Покрестилась истово и громко торжественно сказала:
– Помоги, господи, не в зло, а в добро. Допусти постараться в дело.
Поклонилась поясным поклоном и позвала:
– Ну-к, Марька, веди где тут ящик-то? Куды совать, направь руку-то мою.
Председатель завозился на стуле и крикнул:
– Нельзя, нельзя. По закону лишена права голосовать. Слепые не допускаются...
Старуха властно оборвала:
– А ты что за человек и какой такой закон? Бог обидел, и люди обидеть хочут? Я листок за десять верст пешком несла... И я сыновей для войны родила, и я над землей тужилась, а мне нельзя. Кажи, Марька, куды опускать. Не может он не допускать меня!
– Но я не имею права. В законе ясно сказано...
И за столом, и в дверях, даже за открытым окном на улице начался шум:
– Пусть опускает! Для бедного народу, будто бы, старается, а она из бедных бедная.
– Правда, пешком шла. Лошади не достали нигде, а на чужую подводу некуда.
– Сами семьями приехали. Чать не виновата, что ослепла?
– Опускай, бабушка, не слушай! Теперь слобода, а они все с издевкой.
– Опускай, опускай! Покажи ей щелку-то, эй, востроносая, покажи, говорю!
– Энтот там расселся посередке-то. И вытряхнуть недолго, коль бедным запрет делает.
Суслов привстал и громко утвердил:
– Опускай, бабушка. Всякому закону по делу да по нужде должно быть послабленье. Не старые времена. Теперь для человека легкости хотят, а не обиды.

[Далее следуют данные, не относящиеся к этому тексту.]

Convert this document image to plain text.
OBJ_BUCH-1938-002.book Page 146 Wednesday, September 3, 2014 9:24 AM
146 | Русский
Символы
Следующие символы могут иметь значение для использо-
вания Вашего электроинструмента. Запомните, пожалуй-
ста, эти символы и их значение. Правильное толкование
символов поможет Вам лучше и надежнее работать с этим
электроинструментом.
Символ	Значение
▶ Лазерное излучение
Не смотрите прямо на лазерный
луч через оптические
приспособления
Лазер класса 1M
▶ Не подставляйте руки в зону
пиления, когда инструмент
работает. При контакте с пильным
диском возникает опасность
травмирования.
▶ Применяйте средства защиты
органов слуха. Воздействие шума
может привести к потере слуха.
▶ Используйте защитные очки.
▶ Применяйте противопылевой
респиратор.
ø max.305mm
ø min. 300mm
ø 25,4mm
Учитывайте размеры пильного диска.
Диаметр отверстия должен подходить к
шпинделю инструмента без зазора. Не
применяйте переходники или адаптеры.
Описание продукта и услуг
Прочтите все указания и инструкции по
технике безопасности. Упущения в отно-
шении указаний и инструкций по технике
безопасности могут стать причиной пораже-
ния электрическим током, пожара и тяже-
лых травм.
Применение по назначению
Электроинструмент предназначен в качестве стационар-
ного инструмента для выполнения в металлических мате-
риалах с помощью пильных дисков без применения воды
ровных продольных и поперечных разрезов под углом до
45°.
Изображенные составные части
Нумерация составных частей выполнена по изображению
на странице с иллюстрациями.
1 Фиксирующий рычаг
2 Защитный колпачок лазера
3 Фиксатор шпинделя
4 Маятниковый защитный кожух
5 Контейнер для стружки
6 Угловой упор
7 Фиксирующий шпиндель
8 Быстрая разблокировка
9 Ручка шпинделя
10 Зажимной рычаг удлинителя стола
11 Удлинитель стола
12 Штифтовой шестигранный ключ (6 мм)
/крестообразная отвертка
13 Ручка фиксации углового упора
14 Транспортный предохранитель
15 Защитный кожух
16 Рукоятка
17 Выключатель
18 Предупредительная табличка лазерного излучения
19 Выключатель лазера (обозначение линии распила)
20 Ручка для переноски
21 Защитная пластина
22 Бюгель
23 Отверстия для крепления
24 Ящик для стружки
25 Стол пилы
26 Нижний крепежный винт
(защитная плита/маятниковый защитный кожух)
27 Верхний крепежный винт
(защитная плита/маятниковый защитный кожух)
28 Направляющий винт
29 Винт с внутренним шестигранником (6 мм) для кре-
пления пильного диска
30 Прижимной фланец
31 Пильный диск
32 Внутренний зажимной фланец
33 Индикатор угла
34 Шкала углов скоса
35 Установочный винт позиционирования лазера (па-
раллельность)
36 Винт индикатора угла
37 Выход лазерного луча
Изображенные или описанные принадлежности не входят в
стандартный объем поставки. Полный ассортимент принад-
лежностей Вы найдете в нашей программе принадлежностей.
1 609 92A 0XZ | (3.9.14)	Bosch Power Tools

Председатель развел руками, еще сильней задергал бровью и смирился:
– Ну, опускай, только чтоб мне в ответе не быть.
Старуха опустила листок и опять помолилась:
– Господи, помоги.
Бабы увели ее.
В горницу ворвался косоглазый мальчишка в черном бешмете, в порыжевшей тюбетейке на бритой голове и с длинным кнутом в руках. Прямо к столу кинулся.
– Тебе чего, малайка? Куда лезешь?
– Башкирскай листка номр втарой айда давай. Отбирай мужикам. Ваша ни нада, наша ни хватаит. Ваша вота.
Вынул из-за пазухи кипку смятых листков и бросил на стол:
– Айда отбырай пыжалыста скарей, наша волость ждут. Вирхом скакал, шибко лошадь гнал!
Председатель выругался и замахал руками. Писарь сбоку на стуле
– Дуй!
Тот блеснул косыми глазами, взял листки и убежал из горницы. Учитель вздохнул, потер лоб и покачал головой. Народ подходил. На улице шум все сильней становился. Солдаты смотрели в окна с улицы и громко определяли:
– Это краснорожий номер первый. Эй, Павел, садани его от ящика.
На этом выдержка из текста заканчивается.